人に揉まれて歩くのが嫌になって道を少し外れる。

行き交う人や車の音が遠ざかるにつれて呼吸が深くなる気がした。息をすることだけに集中して、頭を空にして歩く。

ふと視界が開けたかと思うと、いつの間にか公園に入っていたようだった。遊具などは特に見当たらないが、よく整備されているのが分かる。

近くにあったベンチに腰を下ろして見上げた空は夜だというのにどこか明るく、昼間の黒猫の毛並みが思い浮かんだ。くつろぐ猫よりずっと空虚ではあるが。
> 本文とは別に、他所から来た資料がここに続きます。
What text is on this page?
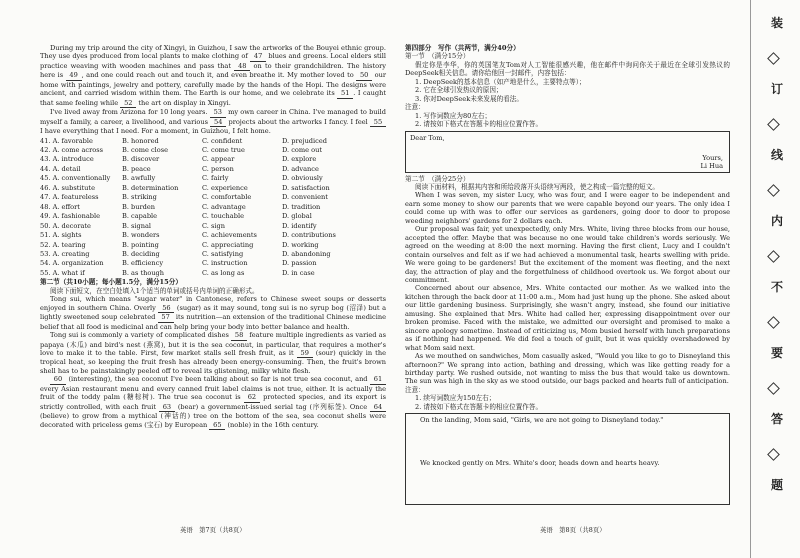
During my trip around the city of Xingyi, in Guizhou, I saw the artworks of the Bouyei ethnic group. They use dyes produced from local plants to make clothing of 47 blues and greens. Local elders still practice weaving with wooden machines and pass that 48 on to their grandchildren. The history here is 49 , and one could reach out and touch it, and even breathe it. My mother loved to 50 our home with paintings, jewelry and pottery, carefully made by the hands of the Hopi. The designs were ancient, and carried wisdom within them. The Earth is our home, and we celebrate its 51 . I caught that same feeling while 52 the art on display in Xingyi.

I've lived away from Arizona for 10 long years. 53 my own career in China. I've managed to build myself a family, a career, a livelihood, and various 54 projects about the artworks I fancy. I feel 55 I have everything that I need. For a moment, in Guizhou, I felt home.

41. A. favorable	B. honored	C. confident	D. prejudiced
42. A. come across	B. come close	C. come true	D. come out
43. A. introduce	B. discover	C. appear	D. explore
44. A. detail	B. peace	C. person	D. advance
45. A. conventionally	B. awfully	C. fairly	D. obviously
46. A. substitute	B. determination	C. experience	D. satisfaction
47. A. featureless	B. striking	C. comfortable	D. convenient
48. A. effort	B. burden	C. advantage	D. tradition
49. A. fashionable	B. capable	C. touchable	D. global
50. A. decorate	B. signal	C. sign	D. identify
51. A. sights	B. wonders	C. achievements	D. contributions
52. A. tearing	B. pointing	C. appreciating	D. working
53. A. creating	B. deciding	C. satisfying	D. abandoning
54. A. organization	B. efficiency	C. instruction	D. passion
55. A. what if	B. as though	C. as long as	D. in case

第二节（共10小题；每小题1.5分，满分15分）

阅读下面短文，在空白处填入1个适当的单词或括号内单词的正确形式。

Tong sui, which means "sugar water" in Cantonese, refers to Chinese sweet soups or desserts enjoyed in southern China. Overly 56 (sugar) as it may sound, tong sui is no syrup bog (沼泽) but a lightly sweetened soup celebrated 57 its nutrition—an extension of the traditional Chinese medicine belief that all food is medicinal and can help bring your body into better balance and health.

Tong sui is commonly a variety of complicated dishes 58 feature multiple ingredients as varied as papaya (木瓜) and bird's nest (燕窝), but it is the sea coconut, in particular, that requires a mother's love to make it to the table. First, few market stalls sell fresh fruit, as it 59 (sour) quickly in the tropical heat, so keeping the fruit fresh has already been energy-consuming. Then, the fruit's brown shell has to be painstakingly peeled off to reveal its glistening, milky white flesh.

60 (interesting), the sea coconut I've been talking about so far is not true sea coconut, and 61 every Asian restaurant menu and every canned fruit label claims is not true, either. It is actually the fruit of the toddy palm (糖棕树). The true sea coconut is 62 protected species, and its export is strictly controlled, with each fruit 63 (bear) a government-issued serial tag (序列标签). Once 64 (believe) to grow from a mythical (神话的) tree on the bottom of the sea, sea coconut shells were decorated with priceless gems (宝石) by European 65 (noble) in the 16th century.

英语　第7页（共8页）

第四部分　写作（共两节，满分40分）

第一节　（满分15分）

假定你是李华，你的英国笔友Tom对人工智能很感兴趣，他在邮件中询问你关于最近在全球引发热议的DeepSeek相关信息。请你给他回一封邮件，内容包括：

1. DeepSeek的基本信息（如产地是什么，主要特点等）；

2. 它在全球引发热议的原因；

3. 你对DeepSeek未来发展的看法。

注意：

1. 写作词数应为80左右；

2. 请按如下格式在答题卡的相应位置作答。

Dear Tom,
Yours,
Li Hua

第二节　（满分25分）

阅读下面材料，根据其内容和所给段落开头语续写两段，使之构成一篇完整的短文。

When I was seven, my sister Lucy, who was four, and I were eager to be independent and earn some money to show our parents that we were capable beyond our years. The only idea I could come up with was to offer our services as gardeners, going door to door to propose weeding neighbors' gardens for 2 dollars each.

Our proposal was fair, yet unexpectedly, only Mrs. White, living three blocks from our house, accepted the offer. Maybe that was because no one would take children's words seriously. We agreed on the weeding at 8:00 the next morning. Having the first client, Lucy and I couldn't contain ourselves and felt as if we had achieved a monumental task, hearts swelling with pride. We were going to be gardeners! But the excitement of the moment was fleeting, and the next day, the attraction of play and the forgetfulness of childhood overtook us. We forgot about our commitment.

Concerned about our absence, Mrs. White contacted our mother. As we walked into the kitchen through the back door at 11:00 a.m., Mom had just hung up the phone. She asked about our little gardening business. Surprisingly, she wasn't angry, instead, she found our initiative amusing. She explained that Mrs. White had called her, expressing disappointment over our broken promise. Faced with the mistake, we admitted our oversight and promised to make a sincere apology sometime. Instead of criticizing us, Mom busied herself with lunch preparations as if nothing had happened. We did feel a touch of guilt, but it was quickly overshadowed by what Mom said next.

As we mouthed on sandwiches, Mom casually asked, "Would you like to go to Disneyland this afternoon?" We sprang into action, bathing and dressing, which was like getting ready for a birthday party. We rushed outside, not wanting to miss the bus that would take us downtown. The sun was high in the sky as we stood outside, our bags packed and hearts full of anticipation.

注意：

1. 续写词数应为150左右；

2. 请按如下格式在答题卡的相应位置作答。

On the landing, Mom said, "Girls, we are not going to Disneyland today."
We knocked gently on Mrs. White's door, heads down and hearts heavy.
英语　第8页（共8页）
装
订
线
内
不
要
答
题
もし、この都市全体が停電に陥ったなら、いま見上げている空にはいくつの星が見えるだろうか。

たとえほんの少しの間だとしてもそんなことになれば多くの人が困ってしまうだろうし、その中には自分も含まれるだろう。それでもそんな非日常をどこかで思い描いてしまう。人前に出すことは憚られるが、これもある種の夢なのかもしれない。

何もない明るい空をぼんやりと眺めているうちに呼吸が整ってきた。そろそろ歩き出せそうだ。

この目に捉えられない星々の輝きに思いを馳せながら初めて歩く道は、なかなか悪くないような気がした。